Alright! Let's spice up the realm of trigonometry a bit! First, if you look up the cosine of \(22^\circ\), you’ll find it’s approximately \(0.927\). This means if you're mapping out a triangle with this angle, the adjacent side is about \(0.927\) times the length of the hypotenuse. Need a handy trick?
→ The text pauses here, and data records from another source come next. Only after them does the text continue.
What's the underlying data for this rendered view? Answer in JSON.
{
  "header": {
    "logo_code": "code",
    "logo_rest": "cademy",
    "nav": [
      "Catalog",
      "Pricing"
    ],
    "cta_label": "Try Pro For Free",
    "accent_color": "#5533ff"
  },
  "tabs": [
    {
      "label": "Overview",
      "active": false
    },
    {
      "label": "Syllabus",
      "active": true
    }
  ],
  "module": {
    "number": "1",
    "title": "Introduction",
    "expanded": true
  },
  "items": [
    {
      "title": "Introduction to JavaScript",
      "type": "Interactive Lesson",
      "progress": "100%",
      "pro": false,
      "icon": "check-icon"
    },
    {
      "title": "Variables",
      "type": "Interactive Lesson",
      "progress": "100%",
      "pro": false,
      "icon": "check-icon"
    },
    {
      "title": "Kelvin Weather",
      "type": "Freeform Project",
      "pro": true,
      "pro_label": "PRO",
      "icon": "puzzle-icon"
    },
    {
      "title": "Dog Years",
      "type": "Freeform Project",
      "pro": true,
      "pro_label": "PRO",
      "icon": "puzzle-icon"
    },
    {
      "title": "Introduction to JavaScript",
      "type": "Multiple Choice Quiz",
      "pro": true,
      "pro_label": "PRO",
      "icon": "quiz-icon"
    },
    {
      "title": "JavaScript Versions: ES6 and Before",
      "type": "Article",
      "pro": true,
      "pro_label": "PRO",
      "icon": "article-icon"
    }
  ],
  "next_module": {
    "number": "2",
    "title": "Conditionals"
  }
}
Just remember, for most angles, the cosine value gradually decreases as you go from \(0^\circ\) to \(90^\circ\). For \( \sin 54^{\circ} = \frac{x}{9} \), rearranging gives \( x = 9 \cdot \sin(54^\circ) \). Plugging that into your calculator, you can find that \( \sin 54^\circ \approx 0.809\), so \( x \approx 7.3 \). Voila! Now you've got a side length that sounds like a magic number! Keep practicing those values; they come in super handy!